Item 5: Approval of the issue of Ordinary Shares to Rental Management Australia Group Limited (formerly Rental Express Group Limited)
As previously announced on 11 May 2012, the Company entered into a conditional sale agreement with Rental Management Australia Group Limited ACN 151 651 366 (formerly Rental Express Group Limited) (Rental Management) pursuant to which the Company agreed
to sell all the issued share capital of RUN Property Pty Ltd to Rental Management (RUN Property Sale Agreement).
The RUN Property Sale Agreement (as amended) provided that, in the event that the RUN Property sale did not complete, the entire $4 million deposit paid will be applied as subscription monies by Rental Management to subscribe for ordinary shares in the
Company to be issued at $0.40 per ordinary share. This would equate to the issue of 10 million ordinary shares
in the Company to Rental Management (Rental
Management Shares).
On 4 April 2013, the Company announced that the RUN Property Sale Agreement had been terminated. By agreement with Rental Management, the $4 million deposit has not yet been converted into ordinary shares in the Company. The Company expects that this conversion will occur by 8 January 2014.

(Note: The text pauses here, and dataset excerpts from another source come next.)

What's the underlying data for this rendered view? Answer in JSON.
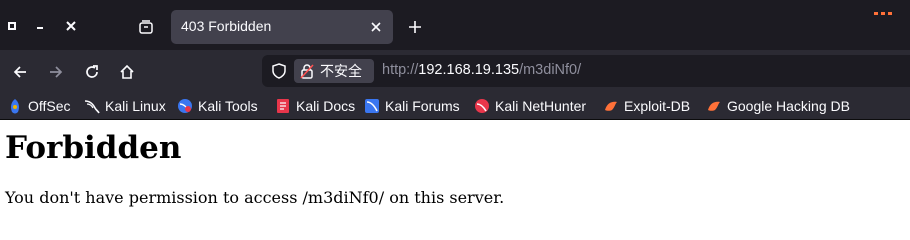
{
  "browser": {
    "active_tab": {
      "title": "403 Forbidden"
    },
    "security": {
      "label": "不安全"
    },
    "url": {
      "scheme": "http://",
      "host": "192.168.19.135",
      "path": "/m3diNf0/"
    },
    "bookmarks": [
      {
        "label": "OffSec",
        "icon": "offsec-icon"
      },
      {
        "label": "Kali Linux",
        "icon": "kali-linux-icon"
      },
      {
        "label": "Kali Tools",
        "icon": "kali-tools-icon"
      },
      {
        "label": "Kali Docs",
        "icon": "kali-docs-icon"
      },
      {
        "label": "Kali Forums",
        "icon": "kali-forums-icon"
      },
      {
        "label": "Kali NetHunter",
        "icon": "kali-nethunter-icon"
      },
      {
        "label": "Exploit-DB",
        "icon": "exploit-db-icon"
      },
      {
        "label": "Google Hacking DB",
        "icon": "google-hacking-db-icon"
      }
    ]
  },
  "page": {
    "heading": "Forbidden",
    "message": "You don't have permission to access /m3diNf0/ on this server."
  },
  "colors": {
    "tabbar_bg": "#1c1b22",
    "toolbar_bg": "#2b2a33",
    "active_tab_bg": "#42414d",
    "text_light": "#fbfbfe",
    "text_dim": "#8f8f9d",
    "accent": "#ff7139"
  }
}
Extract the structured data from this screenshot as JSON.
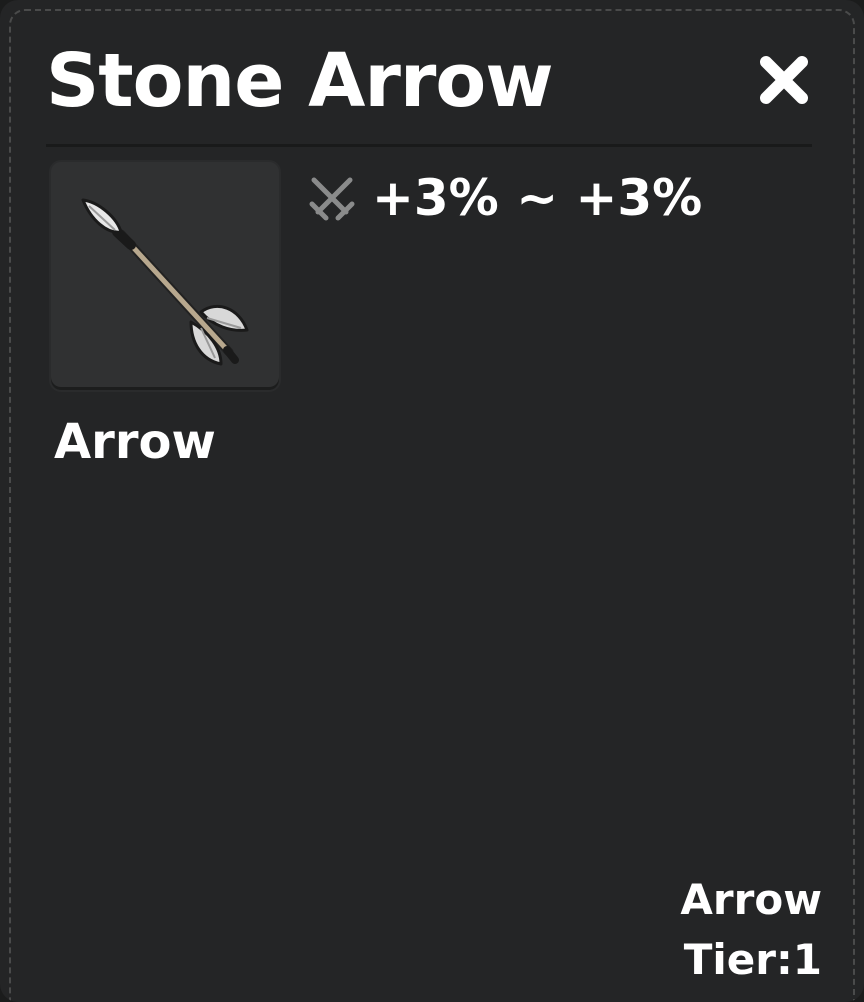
{
  "panel": {
    "title": "Stone Arrow",
    "close_icon": "close-icon"
  },
  "item": {
    "icon": "stone-arrow-icon",
    "type_label": "Arrow"
  },
  "stats": [
    {
      "icon": "crossed-swords-icon",
      "value": "+3% ~ +3%"
    }
  ],
  "footer": {
    "category": "Arrow",
    "tier": "Tier:1"
  },
  "colors": {
    "panel_bg": "#242526",
    "slot_bg": "#303132",
    "text": "#ffffff",
    "icon_muted": "#8a8b8b"
  }
}
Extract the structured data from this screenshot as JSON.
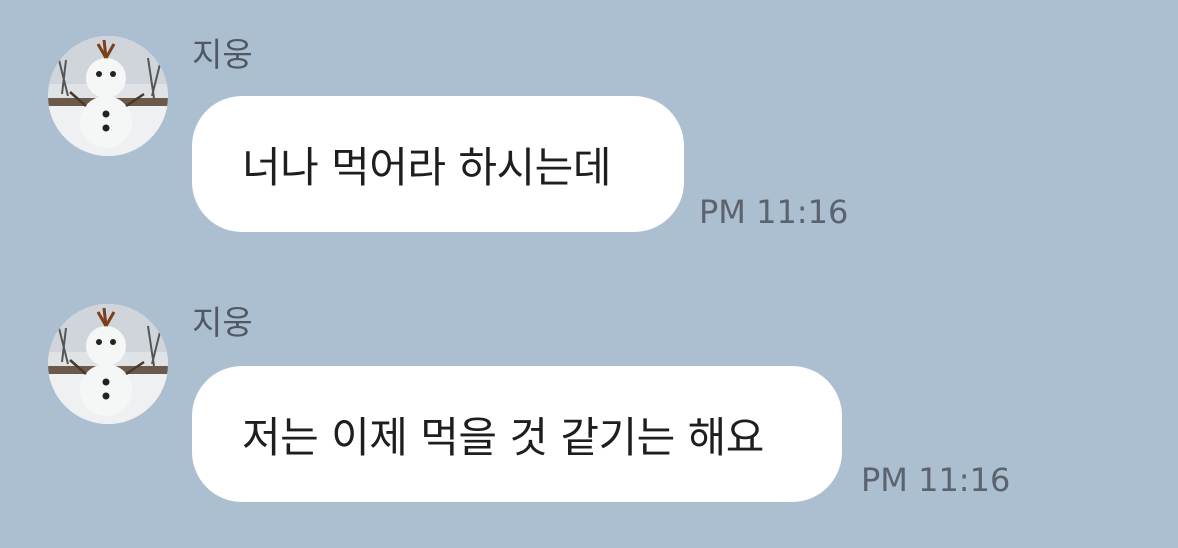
{
  "messages": [
    {
      "sender": "지웅",
      "text": "너나 먹어라 하시는데",
      "time": "PM 11:16",
      "avatar_icon": "snowman-avatar-icon"
    },
    {
      "sender": "지웅",
      "text": "저는 이제 먹을 것 같기는 해요",
      "time": "PM 11:16",
      "avatar_icon": "snowman-avatar-icon"
    }
  ],
  "colors": {
    "background": "#acbfd0",
    "bubble": "#ffffff",
    "sender_text": "#4f5863",
    "time_text": "#5a636e",
    "message_text": "#1e1e1e"
  }
}
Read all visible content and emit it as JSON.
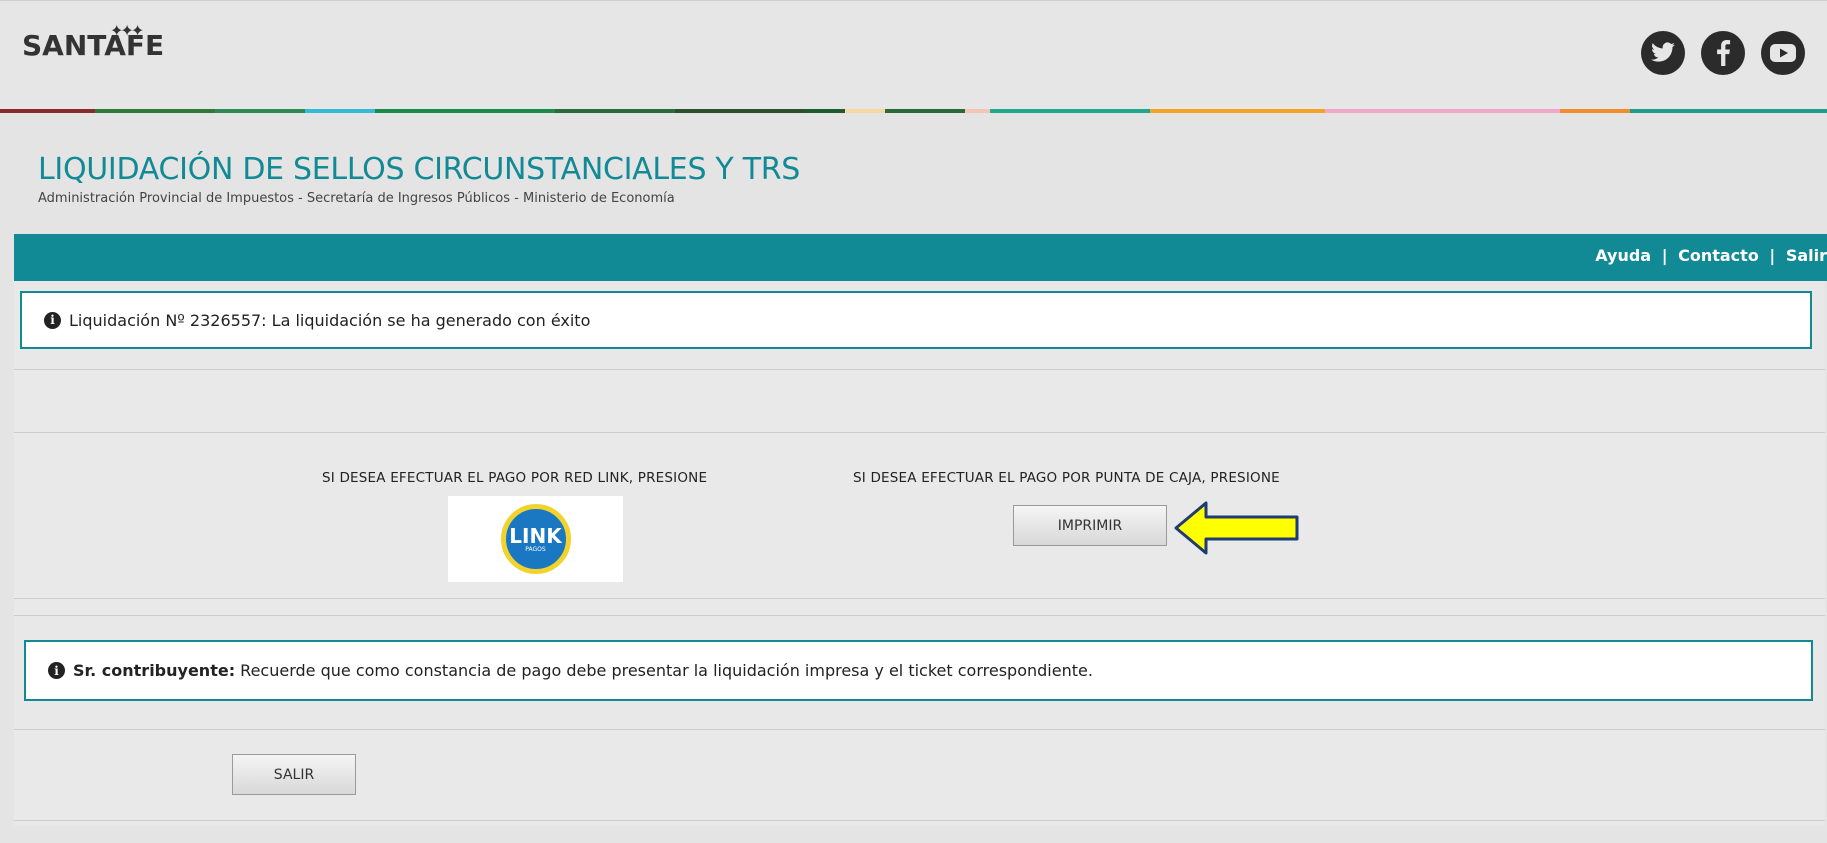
{
  "header": {
    "logo_text": "SANTAFE",
    "social_icons": [
      "twitter-icon",
      "facebook-icon",
      "youtube-icon"
    ]
  },
  "page": {
    "title": "LIQUIDACIÓN DE SELLOS CIRCUNSTANCIALES Y TRS",
    "subtitle": "Administración Provincial de Impuestos - Secretaría de Ingresos Públicos - Ministerio de Economía"
  },
  "nav": {
    "help": "Ayuda",
    "contact": "Contacto",
    "exit": "Salir"
  },
  "success_message": {
    "icon": "info-icon",
    "text": "Liquidación Nº 2326557: La liquidación se ha generado con éxito"
  },
  "payment": {
    "link_label": "SI DESEA EFECTUAR EL PAGO POR RED LINK, PRESIONE",
    "link_logo_text": "LINK",
    "link_logo_subtext": "PAGOS",
    "cash_label": "SI DESEA EFECTUAR EL PAGO POR PUNTA DE CAJA, PRESIONE",
    "print_button": "IMPRIMIR"
  },
  "notice": {
    "icon": "info-icon",
    "bold": "Sr. contribuyente:",
    "text": " Recuerde que como constancia de pago debe presentar la liquidación impresa y el ticket correspondiente."
  },
  "exit_button": "SALIR",
  "colors": {
    "brand_teal": "#128a96",
    "arrow_fill": "#ffff00",
    "arrow_stroke": "#1f3b70"
  }
}
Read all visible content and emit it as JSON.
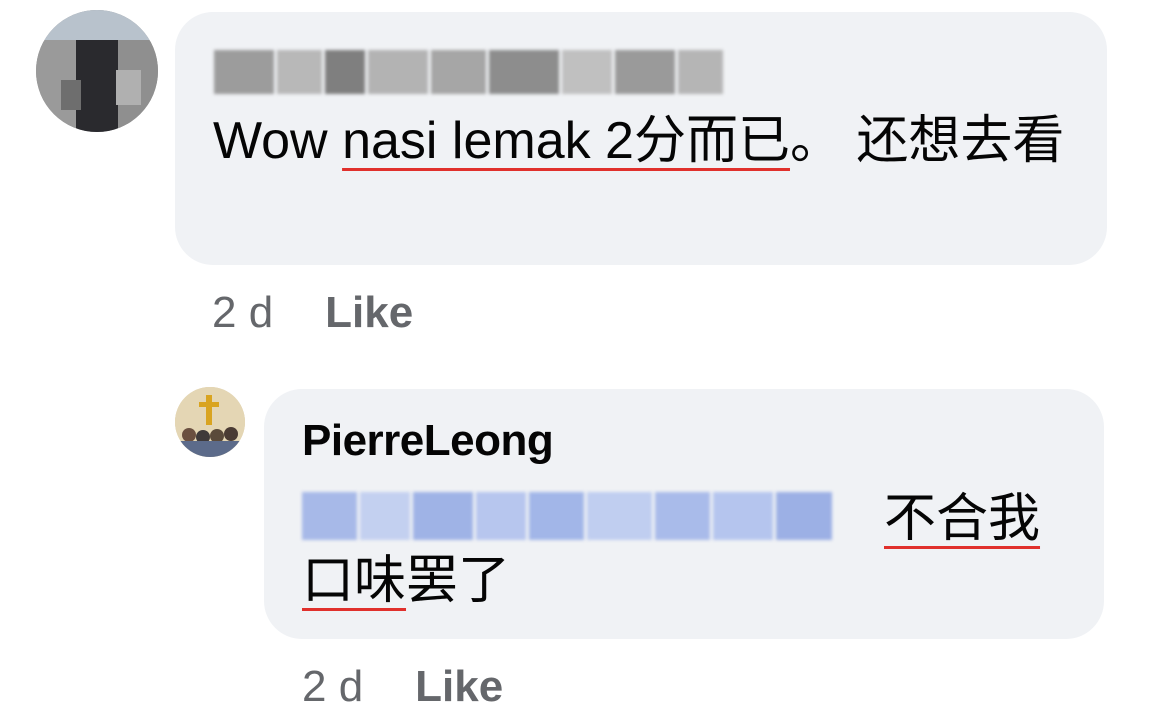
{
  "comments": [
    {
      "author_name_visible": false,
      "text_parts": [
        {
          "text": "Wow ",
          "underline": false
        },
        {
          "text": "nasi lemak 2分而已",
          "underline": true
        },
        {
          "text": "。 还想去看",
          "underline": false
        }
      ],
      "time": "2 d",
      "like_label": "Like"
    },
    {
      "author_name": "PierreLeong",
      "text_parts": [
        {
          "text": "不合我口味",
          "underline": true
        },
        {
          "text": "罢了",
          "underline": false
        }
      ],
      "time": "2 d",
      "like_label": "Like"
    }
  ],
  "colors": {
    "bubble": "#f0f2f5",
    "meta": "#65676b",
    "mention": "#1877f2",
    "spell_underline": "#e0302c"
  }
}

The Company's shareholders approved the transaction in September 2012. Further, the Company's shareholders approved the issue of the Rental Management Shares at its annual general meeting on 22 November 2012.
However, in order for these shares to be excluded from the calculation of shares issued under Listing Rule 7.1, ASX Listing Rule 7.3.2 requires that shares be issued no later than three months after the date of the meeting at which
the issue is approved. In accordance with ASX Listing
Rule 7.3.2, the latter approval lapsed in February 2013. Because the previous shareholder approval referred to for the
issue of the Rental Management Shares has lapsed, the
Company again seeks shareholder approval for the issue of the Rental Management Shares under ASX Listing Rule 7.1.
Importantly:
• The maximum number of Rental Management
Shares is 10 million ordinary shares.
• Under the RUN Property Sale Agreement, the issue price for the Rental Management Shares will be
$0.40 per ordinary share and the Rental Management Shares will be issued to Rental Management Australia Group Limited.
• The Rental Management Shares will be ordinary shares in the Company.
• The Company expects that the allotment of the
Rental Management Shares would occur by
8 January 2014.
• A voting exclusion statement has been included in this Notice.